Business ideas in children to the fore

Updated on: Monday, February 14, 2011

Team leader B. Gopika and her seven-member group are brainstorming hard to raise funds for their venture ‘Baby's Day Out' – a play school targeted at parents who work on late shifts. But the venture is having a tough time getting capital.

“Why should I give you funds, you are new in the field,” asks the fund manager. Gopika tries to reason it out citing newspaper articles on the challenges working parents face as day care centres close by evening and how the centre would also sell food items and toys.

‘Baby's Day Out' is an imaginary firm started by a group of class IX students of Vel's Vidyashram, Pallavaram in less than 10 minutes.

Teams of seven to eight have come up with business ideas as part of the Entrepreneurship Week (E Week) programme launched for the first time in schools by the National Entrepreneurship Network.

Leading this activity, ‘Rs. 50 Exercise', at schools are E Cell members of various arts and science and engineering colleges. The exercise takes children through different stages of setting up a company such as coming out with an idea, finding supplies, splitting tasks, making and selling the product.

“All that students start out with is this paper currency of Rs. 50 that we give every team. They buy products and approach for funds. The winner is the team that makes the maximum profit,” explains Hari Balaji, NEN's E leader from Sri Ramachandra University. Seven students of the University's College of Management conducted the activity at Vel's Vidyashram on Friday.

And, the schools students were bursting with ideas. Gebin Maxey, who introduces himself as the CEO of ‘Catalyst', and his team from Vel's Vidyashram got involved in selling CDs and DVDs of Java programmes that one can master in 30 days. At the end of the exercise, they made Rs. 390 by selling 15 CDs. E Cell members of Velammal Engineering College reached out to 70 schools in the last four days.

Loyola College volunteers went a step forward by going to lesser-known schools, where they used the word business rather than entrepreneurship.

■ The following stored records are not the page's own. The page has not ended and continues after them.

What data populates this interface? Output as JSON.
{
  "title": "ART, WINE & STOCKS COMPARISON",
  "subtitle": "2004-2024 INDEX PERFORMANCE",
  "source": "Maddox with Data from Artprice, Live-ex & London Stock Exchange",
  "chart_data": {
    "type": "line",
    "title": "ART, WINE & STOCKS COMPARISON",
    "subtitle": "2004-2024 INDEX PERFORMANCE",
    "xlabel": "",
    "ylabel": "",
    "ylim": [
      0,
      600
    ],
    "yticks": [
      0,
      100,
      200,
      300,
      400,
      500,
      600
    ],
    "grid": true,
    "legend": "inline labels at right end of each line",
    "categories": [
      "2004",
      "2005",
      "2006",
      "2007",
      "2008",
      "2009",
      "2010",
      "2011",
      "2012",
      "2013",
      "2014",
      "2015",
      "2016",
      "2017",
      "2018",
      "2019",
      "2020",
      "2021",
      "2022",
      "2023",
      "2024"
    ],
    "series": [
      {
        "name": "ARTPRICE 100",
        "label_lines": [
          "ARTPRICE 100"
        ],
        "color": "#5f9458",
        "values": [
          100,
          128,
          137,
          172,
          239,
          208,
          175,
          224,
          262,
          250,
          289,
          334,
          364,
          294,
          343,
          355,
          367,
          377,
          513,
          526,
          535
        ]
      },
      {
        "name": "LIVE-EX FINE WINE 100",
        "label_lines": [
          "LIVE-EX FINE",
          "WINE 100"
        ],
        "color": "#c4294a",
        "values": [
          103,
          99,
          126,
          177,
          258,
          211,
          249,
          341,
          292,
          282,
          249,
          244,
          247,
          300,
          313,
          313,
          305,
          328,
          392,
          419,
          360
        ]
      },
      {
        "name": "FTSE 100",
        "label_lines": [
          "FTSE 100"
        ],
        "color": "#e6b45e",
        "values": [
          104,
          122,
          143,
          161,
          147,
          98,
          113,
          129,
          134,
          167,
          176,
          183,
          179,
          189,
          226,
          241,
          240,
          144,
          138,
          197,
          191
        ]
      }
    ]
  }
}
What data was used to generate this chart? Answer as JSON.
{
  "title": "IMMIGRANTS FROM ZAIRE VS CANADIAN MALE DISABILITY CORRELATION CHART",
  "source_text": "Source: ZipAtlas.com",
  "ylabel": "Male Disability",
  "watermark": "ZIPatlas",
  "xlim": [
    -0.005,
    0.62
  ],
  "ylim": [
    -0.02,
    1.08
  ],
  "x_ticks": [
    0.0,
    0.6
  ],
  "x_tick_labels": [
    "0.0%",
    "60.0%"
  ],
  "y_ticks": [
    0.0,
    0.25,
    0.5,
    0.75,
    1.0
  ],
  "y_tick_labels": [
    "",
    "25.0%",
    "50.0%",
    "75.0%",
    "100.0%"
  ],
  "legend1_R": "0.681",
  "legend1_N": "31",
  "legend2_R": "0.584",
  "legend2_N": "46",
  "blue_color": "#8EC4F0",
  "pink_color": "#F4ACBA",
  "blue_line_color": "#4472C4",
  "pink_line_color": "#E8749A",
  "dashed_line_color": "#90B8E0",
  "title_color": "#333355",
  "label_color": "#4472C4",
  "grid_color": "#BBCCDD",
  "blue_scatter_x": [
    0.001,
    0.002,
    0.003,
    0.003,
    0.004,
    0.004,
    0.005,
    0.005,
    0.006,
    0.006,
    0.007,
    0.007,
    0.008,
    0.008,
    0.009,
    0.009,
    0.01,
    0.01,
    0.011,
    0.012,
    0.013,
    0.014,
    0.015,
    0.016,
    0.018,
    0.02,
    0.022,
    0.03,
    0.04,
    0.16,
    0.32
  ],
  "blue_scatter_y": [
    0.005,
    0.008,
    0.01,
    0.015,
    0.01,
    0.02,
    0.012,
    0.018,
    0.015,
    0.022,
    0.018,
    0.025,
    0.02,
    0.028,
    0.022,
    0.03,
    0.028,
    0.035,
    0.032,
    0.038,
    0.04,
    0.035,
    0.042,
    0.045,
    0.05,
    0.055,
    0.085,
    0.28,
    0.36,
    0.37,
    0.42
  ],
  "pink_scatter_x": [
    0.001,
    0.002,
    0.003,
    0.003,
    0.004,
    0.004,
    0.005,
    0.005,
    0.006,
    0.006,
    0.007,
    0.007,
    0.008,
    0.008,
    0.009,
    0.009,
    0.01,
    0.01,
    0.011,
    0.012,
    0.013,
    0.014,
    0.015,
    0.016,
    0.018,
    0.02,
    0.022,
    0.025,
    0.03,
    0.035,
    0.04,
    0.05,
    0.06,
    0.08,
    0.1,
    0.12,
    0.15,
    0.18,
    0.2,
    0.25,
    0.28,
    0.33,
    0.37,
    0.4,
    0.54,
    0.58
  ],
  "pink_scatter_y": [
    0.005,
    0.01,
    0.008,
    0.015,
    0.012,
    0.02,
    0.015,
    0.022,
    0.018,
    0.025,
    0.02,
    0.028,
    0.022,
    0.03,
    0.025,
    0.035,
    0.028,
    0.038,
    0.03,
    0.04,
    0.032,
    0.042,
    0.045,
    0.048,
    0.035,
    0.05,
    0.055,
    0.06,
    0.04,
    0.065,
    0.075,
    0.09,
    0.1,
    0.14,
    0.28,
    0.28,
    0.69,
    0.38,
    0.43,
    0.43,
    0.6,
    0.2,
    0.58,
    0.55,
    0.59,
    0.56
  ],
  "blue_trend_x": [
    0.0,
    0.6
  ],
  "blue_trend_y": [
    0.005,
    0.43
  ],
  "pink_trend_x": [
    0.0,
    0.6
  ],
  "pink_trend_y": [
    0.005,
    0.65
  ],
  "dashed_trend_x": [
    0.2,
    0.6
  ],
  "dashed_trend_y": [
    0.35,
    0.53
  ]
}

Students of Ethiraj College for Women went to Children's Garden Higher Secondary School and P.V.R. School and Orphanage, where they provided children with material worth Rs. 50, made them do paintings and handicrafts and sold them at their Entrepreneur Bazaar held in college.

Challenge

“It was challenge for us as we had to sell paintings of children, which was testing our marketing skills, and for the schools in turn we gave stationery,” said Lalitha Shankar of Ethiraj College.